Down by the Creek
We didn’t have a lot of money growing up, so traditional family vacation trips were rare.
What we did have, though, was 20 acres of land in the country, and plenty of time on our hands each summer to enjoy all it had to offer. Summers for the Scott kids — me, sister Erica and brother Andrew — were, looking back now, glorious 10-week-long vacations in and of themselves.
We’d walk or ride our vintage, banana-seat bikes the half-mile to Gramma and Papa’s house to play, make crafts and bake all day. We’d roleplay (bonnets and prairie skirts included) Little House on the Prairie in the ponderosa woods at our log cabin playhouse. We’d help mom weed the garden and harvest its bounty.
Perhaps best of all, we’d play at the creek.
While not really a true creek by definition — it would ebb down to a trickle in the peak of summer, and didn’t even have a name — the spring-fed stream winding along one side of our property was an endless source of exploration and imagination.
Surrounding the creek bed was lush, green vegetation that our dad would weed whack into trails free of stinging nettles. We hand-drew maps of the entire trail network and its respective landmarks, like “Cousin’s Island,” the “Blue Waterfall” and several narrow, plank footbridges across the creek. Along its shores, we each had our own “house,” areas cleared out in the underbrush with walls of vines and bushes.
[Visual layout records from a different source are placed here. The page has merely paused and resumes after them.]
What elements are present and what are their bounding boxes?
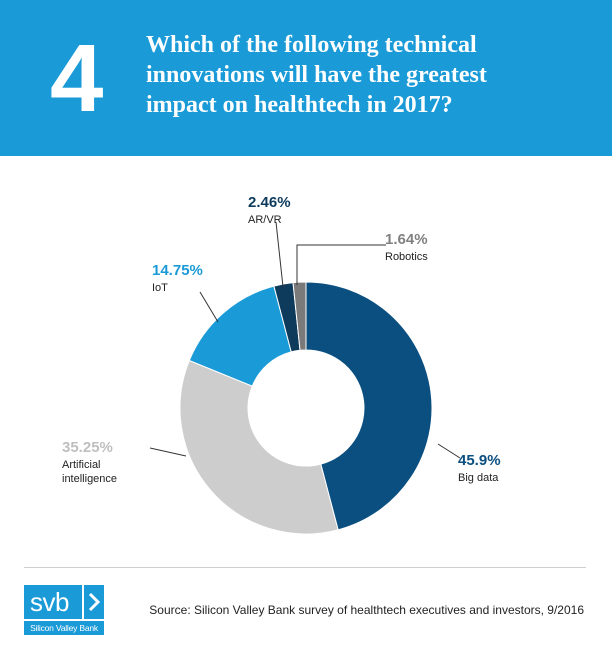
header-banner: 4 Which of the following technical innov… — [0, 0, 612, 156]
leader-ar-vr — [275, 221, 284, 288]
question-line-2: innovations will have the greatest — [146, 62, 487, 88]
leader-big-data — [437, 443, 461, 459]
slice-labels: 45.9% Big data 35.25% Artificial intelligenc… — [62, 194, 501, 485]
value-label-ar-vr: 2.46% — [248, 194, 291, 211]
category-label-artificial-intelligence-2: intelligence — [62, 473, 117, 485]
leader-robotics — [296, 244, 386, 285]
logo-badge: svb — [24, 585, 104, 619]
value-label-big-data: 45.9% — [458, 452, 501, 469]
logo-subtext: Silicon Valley Bank — [24, 621, 104, 635]
category-label-big-data: Big data — [458, 472, 499, 484]
donut-slices — [179, 281, 433, 535]
leader-lines — [149, 221, 461, 459]
donut-chart: 45.9% Big data 35.25% Artificial intelligenc… — [62, 194, 501, 535]
value-label-robotics: 1.64% — [385, 231, 428, 248]
question-line-1: Which of the following technical — [146, 32, 477, 58]
category-label-artificial-intelligence-1: Artificial — [62, 459, 101, 471]
chevron-right-icon — [82, 585, 104, 619]
slice-big-data — [305, 281, 433, 531]
question-line-3: impact on healthtech in 2017? — [146, 92, 453, 118]
question-number: 4 — [50, 25, 104, 132]
category-label-iot: IoT — [152, 282, 168, 294]
logo-text: svb — [30, 587, 69, 617]
category-label-ar-vr: AR/VR — [248, 214, 282, 226]
svb-logo: svb Silicon Valley Bank — [24, 585, 104, 635]
value-label-iot: 14.75% — [152, 262, 203, 279]
value-label-artificial-intelligence: 35.25% — [62, 439, 113, 456]
leader-artificial-intelligence — [149, 447, 187, 457]
category-label-robotics: Robotics — [385, 251, 428, 263]
footer-divider — [24, 567, 586, 568]
leader-iot — [199, 291, 219, 323]
slice-artificial-intelligence — [179, 359, 339, 535]
source-note: Source: Silicon Valley Bank survey of he… — [149, 603, 584, 617]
We called our place at the creek “Roxaboxen.” We named it after a favorite picture book by the same name in which children in a desert town use rocks and broken glass to outline a village of their own, where they ride stick horses and explore nature.
We had stick horses, too. We also hauled down sets of plastic play dishes to prepare sawdust salads, and a dull plastic knife to cut up overgrown garden squash and zucchini that our quirky cat Chester would devour raw.
Sometimes, as siblings do, we’d get in fights, throwing sticks or handfuls of mud at each other. One time, in a rage, Erica grabbed a handful of webworms from a tree branch and threw them at me. To this day, I can’t think of the crawly pests without a heavy shudder.
At the end of each warm summer day at the creek, we’d tromp back up to the house for dinner, often covered in dirt, leaves, scratches and sunburns; tired, but already eager for the adventures ahead.